With her problems mounting, Fiona decides to put her building up for sale, and when Max comes by and finally learns about her money troubles, he offers to buy it for the exact amount she owes and will front her the 25K for their investment — but with interest. “You’re pretty, but I’m not a charity,” he says minutes after saying how he’s not as bad a guy as she thinks. She makes the deal, leaving her building and dog behind. She celebrates by wearing a “F— You Very Much” hat, testing out different vodkas at the grocery store, throwing a welcome home party, and failing to properly cook beef (more like, what’s not for dinner, am I right?). Her drunk, one-woman party gets interrupted by Debbie’s master revenge plan and, at least temporarily, Fiona seems happy, basking in the glory of shooting Ford’s ass with paintballs during his public shaming. I said temporarily because the mid-credits scene has Fiona drunk in the Gallagher backyard, talking to herself, yelling at neighbors, and declaring herself a mermaid. It should be an interesting last seven episodes for Fiona.

3. Frank

Meanwhile, Frank is dealing with his own spiraling woman. The Gallagher patriarch has seemingly moved in with Ingrid (Katey Sagal) and they’re at the indoor tobogganing stage of their relationship. And Frank isn’t just at stay-at-home boyfriend, he goes into the office with her and hides under her desk and pleasures her during one of her sessions. It doesn’t stop there as they flip roles and Frank plays shrink and she pleasures him during a session in which he inadvertently actually helps the patient. If it wasn’t already evident, Ingrid is off her meds, which her ex-husband Randy keeps warning is going to mean trouble. And it does as Ingrid starts having a breakdown, leading Frank to step out for a break and Randy to give her some meds. Randy is pleasantly surprised when Frank returns; they chat over drinks and Frank convinces Randy to go live his life. Wait, is it too late for Frank to become a therapist?

4. Debbie

And the award for Sister of the Year goes to… Debbie Gallagher. After finding Fiona in her fragile state, Debbie decides to take it on herself to get revenge for her big sister, recruiting Farhad and Alex to help completely humiliate Ford. And when it comes to kidnapping a guy, putting him and his bare ass on display, and branding him as an “a–hole,” I’m not sure it gets more humiliating than that.

5. Ian

The Gallaghers found it sweet that Ian left behind an alarm that was set to go off at 2 a.m. with his picture on it. I found it very inconsiderate and worthy of tacking another few months onto his sentence.

6. Lip

Look who has a new woman in his life!

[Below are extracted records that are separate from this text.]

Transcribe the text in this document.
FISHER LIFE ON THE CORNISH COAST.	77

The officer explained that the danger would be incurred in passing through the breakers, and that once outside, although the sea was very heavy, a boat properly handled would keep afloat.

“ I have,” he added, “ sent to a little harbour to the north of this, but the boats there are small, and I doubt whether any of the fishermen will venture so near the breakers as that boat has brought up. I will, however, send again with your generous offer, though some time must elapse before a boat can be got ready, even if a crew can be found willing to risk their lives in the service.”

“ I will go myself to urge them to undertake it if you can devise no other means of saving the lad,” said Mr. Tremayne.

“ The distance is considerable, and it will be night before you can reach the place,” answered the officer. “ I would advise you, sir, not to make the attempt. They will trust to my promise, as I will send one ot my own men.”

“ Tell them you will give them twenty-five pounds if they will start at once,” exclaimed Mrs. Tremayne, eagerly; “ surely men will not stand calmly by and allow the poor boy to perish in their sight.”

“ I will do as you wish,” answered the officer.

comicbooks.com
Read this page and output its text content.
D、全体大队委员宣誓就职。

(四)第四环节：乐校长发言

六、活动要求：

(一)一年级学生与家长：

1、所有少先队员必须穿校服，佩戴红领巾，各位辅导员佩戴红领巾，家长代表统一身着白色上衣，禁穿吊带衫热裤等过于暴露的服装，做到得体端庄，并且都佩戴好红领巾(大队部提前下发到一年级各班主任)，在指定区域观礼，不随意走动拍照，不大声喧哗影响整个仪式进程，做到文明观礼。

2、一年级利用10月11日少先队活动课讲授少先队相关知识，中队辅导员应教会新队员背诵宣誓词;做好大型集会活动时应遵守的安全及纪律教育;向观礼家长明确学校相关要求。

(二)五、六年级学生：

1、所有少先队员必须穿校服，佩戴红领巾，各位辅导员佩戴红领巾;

A few weeks after Xan went back with her mother, Lip is reunited with Tammy, the drunk bridesmaid he awkwardly hooked up with at Brad’s wedding. Well, their last meeting didn’t go so well, but she suddenly wants to take him up on his offer of a date. And their kind of date is apparently a very brief meal at a taco truck and hours of rated sex in a very small car.

7. Kev and V

It took some convincing — and pretending to be dead so someone couldn’t pick up their old baby stuff — but Kevin gets V to agree to have another child. And, thankfully, no threesome with V’s mom will be required this time around since they decide on adoption.

8. Carl

How quickly Carl has forgotten about his possibly dead wife Kassidi. But, credit where credit is due, Kelly is a good influence on Carl. I mean, who would have guessed that this kid would spend his summer studying in hopes of getting into Westpoint?! And a lot of studying at that considering he thinks former President Grover Cleveland is from Sesame Street.

9. Liam

School is out and Liam has already found himself a well-paying summer job. Between this and helping Fiona with her investments, the boy has proven to be a smart businessman. He may be the Gallagher family’s best — and last — hope for financial success.